Out of sight, but in the area where they last saw the commandos, the bombs explode, a single massive earth-shaking detonation.
“Move out!” Cole yells. “He may come back around!”
But the German plane has lost interest in them and now circles to rain more machine gun fire on the commandos. The Americans leap up out of the dirt and start walking fast again, glancing over their shoulders every few steps to see if the plane is coming back.
But it isn’t the Stuka chasing them now, it’s the tanks, that terrible clank-clank-clank distant but audible. The tanks were slowed by the determined resistance of the British commandos, but the bombs have taken care of that.
They run and when exhausted slow to a walk and then, hearing the distant clank-clank-clank, start moving again. Some packs are shed by the road, abandoned to buy more speed. Ammo is dropped, even rifles.
They run and walk for five miles, and there at last is Liefer and her jeep again, and beyond her three dusty trucks. The Americans pile gratefully into the trucks and join what will turn out to be a much larger rout.
The Germans had been squeezed between Field Marshal Montgomery’s fabled Eighth Army and the cocky-but-green American forces to the west and, by all logic, should have either given up or run for the nearest beach to seek a desperate escape. Instead, they have attacked, pushing west against the Americans and north toward Tunis.
They’re tougher than we are.
29
RAINY SCHULTERMAN—MAKTAR, TUNISIA, NORTH AFRICA
“Colonel Clay wants you, PDQ.” The news is delivered to Rainy by a lieutenant who is the spitting image of her brother, Aryeh, just with less muscle.
“Yes, sir.” PDQ—pretty damned quick—means now, so Rainy jumps up, grabs her notation pad, and fast-walks down a busy hallway past women at typewriters and men shuffling papers; past tea being brewed by the dark-skinned batman of the British liaison officer; and past two majors laughing loudly and smoking like chimneys.
In addition to Colonel Clay there are
two men Rainy recognizes but has never met in his office, and one who openly grins at her.
She manages to avoid letting her mouth hang open and salutes properly.
“Sergeant Schulterman,” Captain Herkemeier says.
“Captain, it’s good to see you. I didn’t know you were in theater.”
“Just a week behind you, Sergeant.”
They shake hands while Colonel Clay looks on in disdain. He says, “I understand I have Captain Herkemeier to thank for your services here,” he says.
“Yes, sir,” Rainy says. Thus far she assumes this is just some sort of awkward reunion, though Colonel Clay would be the very last person she’d suspect of arranging any sort of social event.
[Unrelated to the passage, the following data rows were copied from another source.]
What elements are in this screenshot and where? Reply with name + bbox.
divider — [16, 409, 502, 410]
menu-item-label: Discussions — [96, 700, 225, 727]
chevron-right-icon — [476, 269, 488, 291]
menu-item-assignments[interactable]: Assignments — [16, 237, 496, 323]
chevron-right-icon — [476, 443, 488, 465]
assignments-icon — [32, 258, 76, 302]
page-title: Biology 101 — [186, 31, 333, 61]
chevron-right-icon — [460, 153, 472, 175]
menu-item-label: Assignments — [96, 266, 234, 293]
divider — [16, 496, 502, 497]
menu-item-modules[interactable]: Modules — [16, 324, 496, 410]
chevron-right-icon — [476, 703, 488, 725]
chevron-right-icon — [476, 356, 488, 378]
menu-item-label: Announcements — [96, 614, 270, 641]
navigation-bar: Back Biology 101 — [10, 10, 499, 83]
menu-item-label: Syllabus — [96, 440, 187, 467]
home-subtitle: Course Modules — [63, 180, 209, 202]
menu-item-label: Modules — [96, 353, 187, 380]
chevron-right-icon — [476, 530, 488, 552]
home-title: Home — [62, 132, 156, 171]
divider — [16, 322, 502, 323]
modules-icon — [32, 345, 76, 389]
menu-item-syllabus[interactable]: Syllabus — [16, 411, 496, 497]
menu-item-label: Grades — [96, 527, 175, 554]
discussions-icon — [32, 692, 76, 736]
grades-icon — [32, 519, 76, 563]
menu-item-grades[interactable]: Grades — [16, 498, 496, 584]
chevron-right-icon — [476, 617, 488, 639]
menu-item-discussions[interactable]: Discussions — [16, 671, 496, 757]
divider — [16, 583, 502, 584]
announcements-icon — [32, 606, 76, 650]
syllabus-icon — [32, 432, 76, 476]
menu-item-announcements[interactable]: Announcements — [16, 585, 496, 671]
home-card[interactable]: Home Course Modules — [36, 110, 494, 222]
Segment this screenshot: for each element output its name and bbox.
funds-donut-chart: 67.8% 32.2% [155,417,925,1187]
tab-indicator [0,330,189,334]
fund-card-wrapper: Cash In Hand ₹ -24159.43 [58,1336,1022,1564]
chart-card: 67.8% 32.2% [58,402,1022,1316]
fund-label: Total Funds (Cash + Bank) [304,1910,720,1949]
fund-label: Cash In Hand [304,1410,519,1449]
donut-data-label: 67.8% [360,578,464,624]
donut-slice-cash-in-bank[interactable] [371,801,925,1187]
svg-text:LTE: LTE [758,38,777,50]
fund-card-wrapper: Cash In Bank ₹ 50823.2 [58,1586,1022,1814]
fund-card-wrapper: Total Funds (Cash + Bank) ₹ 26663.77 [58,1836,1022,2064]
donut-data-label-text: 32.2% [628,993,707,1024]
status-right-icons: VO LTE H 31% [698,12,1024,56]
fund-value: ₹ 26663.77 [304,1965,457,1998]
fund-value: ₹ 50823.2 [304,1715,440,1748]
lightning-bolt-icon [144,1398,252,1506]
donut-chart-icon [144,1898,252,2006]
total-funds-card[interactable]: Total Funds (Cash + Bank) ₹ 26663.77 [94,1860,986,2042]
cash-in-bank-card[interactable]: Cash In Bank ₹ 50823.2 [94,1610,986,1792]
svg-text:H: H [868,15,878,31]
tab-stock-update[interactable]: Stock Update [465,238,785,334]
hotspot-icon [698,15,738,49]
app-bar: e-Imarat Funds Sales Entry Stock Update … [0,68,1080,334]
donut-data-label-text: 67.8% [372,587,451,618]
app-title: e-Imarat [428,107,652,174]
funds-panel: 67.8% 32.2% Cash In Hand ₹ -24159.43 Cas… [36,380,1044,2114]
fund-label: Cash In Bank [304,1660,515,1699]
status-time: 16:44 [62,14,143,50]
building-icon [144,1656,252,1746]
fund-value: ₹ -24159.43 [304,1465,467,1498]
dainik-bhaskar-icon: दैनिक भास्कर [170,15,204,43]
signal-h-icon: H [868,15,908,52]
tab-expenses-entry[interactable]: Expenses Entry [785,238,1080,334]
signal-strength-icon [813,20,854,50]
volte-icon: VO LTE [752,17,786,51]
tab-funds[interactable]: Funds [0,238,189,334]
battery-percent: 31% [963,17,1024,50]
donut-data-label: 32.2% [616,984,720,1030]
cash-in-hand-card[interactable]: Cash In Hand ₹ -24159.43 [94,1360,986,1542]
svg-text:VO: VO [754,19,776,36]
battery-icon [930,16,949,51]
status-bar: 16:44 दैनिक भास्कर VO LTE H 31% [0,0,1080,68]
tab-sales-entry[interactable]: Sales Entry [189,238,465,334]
“He speaks highly of you,” Clay allows, studying papers in his hands. “Says you come from criminal stock.”
“Sir, I—”
“Which I consider to be a plus,” the colonel goes on. “There are far too many well-bred gentlemen in military intelligence and not nearly enough aggressive Jewesses with a potential for criminality.”
The first part of that was a shot at the other two officers, both of whom Rainy knew to be from upper-crust families and schools. The second part is by all rights offensive and derogatory, but Rainy is sure it wasn’t intended that way, and also indifferent, because it sounds like the prelude to something worthwhile.
Still, she’s a bit at a loss for how to respond so she falls back on the always reliable, “Yes, sir.”
“Captain, proceed.”
Captain Herkemeier has a map, which he unfolds and spreads across the colonel’s desk. All five of them form a circle, heads down, eyes searching.
“My division is in full retreat, getting hit hard, hoping to dig in and make a stand here.” The captain taps the map and they all nod. “But we picked up some radio chatter from the enemy; we didn’t have any German speakers on the radio, but I speak some Italian.”
Rainy blinks, and Herkemeier notices. “Yes, Sergeant, Herkemeier is a German name, but my father never spoke it, while my mother is an Italian immigrant.”
“Yes, yes,” the colonel interjects impatiently.